Just an eight-hour drive from Reykjavik, the East Fjords make up one of the best areas for long distance hiking in Iceland. Crisscrossed with an extensive network of hiking trails called the Víknaslóðir, or "The Trails of the Inlets," this region remains one of the country's best-kept secrets. You would need more than a week to see it all, but you can cover a scenic 45-mile (74 km) route through majestic fjords from Seyðisfjörður to Borgarfjörður in just three days.
There are multiple ways to reach your starting point in the town of Hofströnd. By car, take the Ring Road (also known as Highway 1) from Reykjavik to Borgarfjörður Eystri 425 mi (684 km). Alternatively, you can take a domestic flight from Reykjavik Domestic Airport to the nearby town of Egilsstadir. This is a one-way trek; when you reach the end, you can take a bus from Seydisfjordur to Egilsstadir where it's easy to pick up a rental car or catch a return flight via the Egilsstadir Airport. Alternatively, the Norrona Ferry arrives in Seydisfjordur from Denmark by way of the Faroe Islands every Thursday during the summer.
If you're looking for a more streamlined experience, local companies do offer self-hiking tour packages that include transport from Egilsstadir and pick-up in Seydisfjordur. For an extra cost, there are options like porter services for heavy gear, as well as mountain hut accommodations along the route.
Day 1: Borgarfjörður - Breiðuvík
The trek begins in the eastern part of Borgarfjörður in the town of Hofströnd. Start by walking to Brúnavík, the first inlet of the day, taking in the stunning North Atlantic views along the way. From there, you'll head to Breiðuvíkur: a farmstead on the little cove of Kjólsvik that was active until the 19th century. Walk onward to Glettinganes - the trail isn’t long, but it is rocky, so exercise caution. The day ends with an evening at a cabin near the beaches of Breiðuvík.
Distance: 9.9 miles (15 km)
Duration: 5-7 hours
Day 2: Breiðavík - Húsavík - Loðmundarfjörður
The valley of Breiðavík, originally settled in the 13th Century, is a beautiful place to wake up, with sweeping views of the surrounding landscape. From there, head west across the Stóruá River. As the trail turns south you'll arrive at Húsavik, a large bay surrounded by three prominent mountain peaks: Hvíthnjúkur, Hvítafjördur, and Hvítkerk.
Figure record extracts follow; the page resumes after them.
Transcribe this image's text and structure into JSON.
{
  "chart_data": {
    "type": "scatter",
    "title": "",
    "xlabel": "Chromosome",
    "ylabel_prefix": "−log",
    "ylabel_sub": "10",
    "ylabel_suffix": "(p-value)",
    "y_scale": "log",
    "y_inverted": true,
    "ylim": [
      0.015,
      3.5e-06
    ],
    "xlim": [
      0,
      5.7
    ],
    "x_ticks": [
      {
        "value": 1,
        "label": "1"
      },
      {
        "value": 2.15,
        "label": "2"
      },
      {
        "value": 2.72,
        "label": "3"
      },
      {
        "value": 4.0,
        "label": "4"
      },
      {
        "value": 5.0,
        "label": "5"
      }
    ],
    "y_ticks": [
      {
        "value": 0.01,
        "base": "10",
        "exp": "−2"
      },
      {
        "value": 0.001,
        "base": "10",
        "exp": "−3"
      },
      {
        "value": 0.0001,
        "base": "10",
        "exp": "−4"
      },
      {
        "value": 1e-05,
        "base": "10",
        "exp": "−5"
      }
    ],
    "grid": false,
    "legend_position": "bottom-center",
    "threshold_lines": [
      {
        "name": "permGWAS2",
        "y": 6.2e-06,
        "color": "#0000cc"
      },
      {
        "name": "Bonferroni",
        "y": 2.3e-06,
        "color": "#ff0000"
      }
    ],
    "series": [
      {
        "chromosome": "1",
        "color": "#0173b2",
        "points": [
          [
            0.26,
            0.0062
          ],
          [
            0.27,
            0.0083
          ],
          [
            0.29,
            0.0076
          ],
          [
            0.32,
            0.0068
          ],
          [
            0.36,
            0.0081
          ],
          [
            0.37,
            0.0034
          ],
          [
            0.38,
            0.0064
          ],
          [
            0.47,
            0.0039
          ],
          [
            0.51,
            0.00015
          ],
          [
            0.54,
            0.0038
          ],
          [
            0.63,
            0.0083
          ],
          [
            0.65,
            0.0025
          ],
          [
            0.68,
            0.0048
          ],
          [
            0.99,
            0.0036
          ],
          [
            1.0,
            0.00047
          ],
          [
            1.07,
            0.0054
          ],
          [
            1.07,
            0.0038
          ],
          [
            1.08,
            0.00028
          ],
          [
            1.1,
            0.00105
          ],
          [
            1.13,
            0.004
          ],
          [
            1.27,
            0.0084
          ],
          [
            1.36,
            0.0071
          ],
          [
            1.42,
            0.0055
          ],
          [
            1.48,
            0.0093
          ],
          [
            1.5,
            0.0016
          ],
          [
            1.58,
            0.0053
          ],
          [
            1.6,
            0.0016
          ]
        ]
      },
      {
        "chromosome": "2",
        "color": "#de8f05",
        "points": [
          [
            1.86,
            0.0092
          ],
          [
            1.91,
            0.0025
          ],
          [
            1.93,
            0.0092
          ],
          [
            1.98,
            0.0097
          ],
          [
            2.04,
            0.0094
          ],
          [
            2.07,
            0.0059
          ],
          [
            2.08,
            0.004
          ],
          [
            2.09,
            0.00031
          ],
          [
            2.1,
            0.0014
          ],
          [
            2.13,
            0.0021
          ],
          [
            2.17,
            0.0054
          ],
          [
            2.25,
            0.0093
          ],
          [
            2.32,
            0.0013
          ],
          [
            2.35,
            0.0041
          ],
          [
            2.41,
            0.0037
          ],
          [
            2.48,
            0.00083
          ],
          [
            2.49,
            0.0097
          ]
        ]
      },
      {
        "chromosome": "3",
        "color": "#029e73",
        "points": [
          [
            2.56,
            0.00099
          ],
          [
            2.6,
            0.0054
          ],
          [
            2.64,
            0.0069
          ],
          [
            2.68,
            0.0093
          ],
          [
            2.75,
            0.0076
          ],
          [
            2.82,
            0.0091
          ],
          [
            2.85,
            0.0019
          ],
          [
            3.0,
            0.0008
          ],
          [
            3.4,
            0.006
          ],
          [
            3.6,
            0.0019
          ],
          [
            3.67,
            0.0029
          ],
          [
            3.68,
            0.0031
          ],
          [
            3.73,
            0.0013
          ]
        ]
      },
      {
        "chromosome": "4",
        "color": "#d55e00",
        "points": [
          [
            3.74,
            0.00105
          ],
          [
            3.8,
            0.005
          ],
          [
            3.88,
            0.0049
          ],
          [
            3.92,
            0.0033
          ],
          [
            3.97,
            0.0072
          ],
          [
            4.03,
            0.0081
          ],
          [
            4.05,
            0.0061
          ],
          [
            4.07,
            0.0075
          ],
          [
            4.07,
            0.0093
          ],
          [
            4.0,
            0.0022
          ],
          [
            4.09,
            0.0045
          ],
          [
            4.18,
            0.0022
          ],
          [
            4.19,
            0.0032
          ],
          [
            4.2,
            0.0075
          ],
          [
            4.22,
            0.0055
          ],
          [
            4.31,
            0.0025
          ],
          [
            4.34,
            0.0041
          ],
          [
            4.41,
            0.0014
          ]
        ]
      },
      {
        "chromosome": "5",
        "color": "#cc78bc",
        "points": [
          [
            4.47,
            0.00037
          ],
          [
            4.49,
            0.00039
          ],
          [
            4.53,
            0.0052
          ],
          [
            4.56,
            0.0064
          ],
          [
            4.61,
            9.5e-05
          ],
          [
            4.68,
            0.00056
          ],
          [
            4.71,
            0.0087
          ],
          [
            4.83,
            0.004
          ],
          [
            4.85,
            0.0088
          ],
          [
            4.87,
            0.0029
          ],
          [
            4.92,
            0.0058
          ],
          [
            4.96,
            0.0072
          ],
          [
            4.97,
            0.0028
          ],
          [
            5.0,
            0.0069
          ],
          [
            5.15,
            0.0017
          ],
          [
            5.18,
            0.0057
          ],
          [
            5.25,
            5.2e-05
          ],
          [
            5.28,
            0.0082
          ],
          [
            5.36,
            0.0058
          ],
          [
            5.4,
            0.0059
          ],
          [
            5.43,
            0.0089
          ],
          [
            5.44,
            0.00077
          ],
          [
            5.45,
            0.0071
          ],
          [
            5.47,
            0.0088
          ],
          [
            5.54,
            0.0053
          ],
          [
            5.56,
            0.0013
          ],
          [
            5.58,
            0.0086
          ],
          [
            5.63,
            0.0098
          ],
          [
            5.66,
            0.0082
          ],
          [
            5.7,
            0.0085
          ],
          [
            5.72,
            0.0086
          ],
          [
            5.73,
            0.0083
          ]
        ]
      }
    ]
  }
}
Spend some time exploring a historic church, built in 1937, before starting your walk to Loðmundarfjörður, where the collapse of a mountain thousands of years ago still marks the dramatic landscape.
Distance: 8.7 miles (14 km)
Duration: 4-6 hours
Day 3: Loðmundarfjörður- Seyðisfjörður
Travel down through Loðmundarfjörður, a site consisting of multiple abandoned farmhouses and another weathered church, this one built in 1891. Head southward to the old town of Hjálmárströnd, where slippery snow can persist on the trail into the summer. At this point, you'll be enjoying magnificent views of the southern fjords, making the uphill sections of trail feel more than worth the effort. Then, hike down the steep, narrow slope at Kækjuskord, finally arriving at Seyðisfjörður.
Distance: 8.7 miles (14 km)
Duration: 6-8 hours
When to Visit
Though weather can be unpredictable throughout the year, you'll have the best chance of sunshine in the summer months, specifically July and August. Summer also brings long daylight hours, giving you plenty of time to reach your destination each day. If you're interested in visiting during the winter months, you'll face the challenges of cold temperatures, more extreme elements, and less hiking time each day - if you're interested in winter travel in Iceland, our local specialists can put together a guided tour that meets your needs. No matter when you decide to travel, wear waterproof layers and be prepared for quickly changing conditions, including significant wind and rain.
Before You Go
You can pick up any supplies you might need at Bakkagerði Village in Borgarfjörður, or in Seydisfjordur if you’re spending the night at the end of your trek. Make sure to register your hiking trip with ICE-SAR, Iceland's search-and-rescue association, well in advance, and check their website regularly for weather and hiking conditions.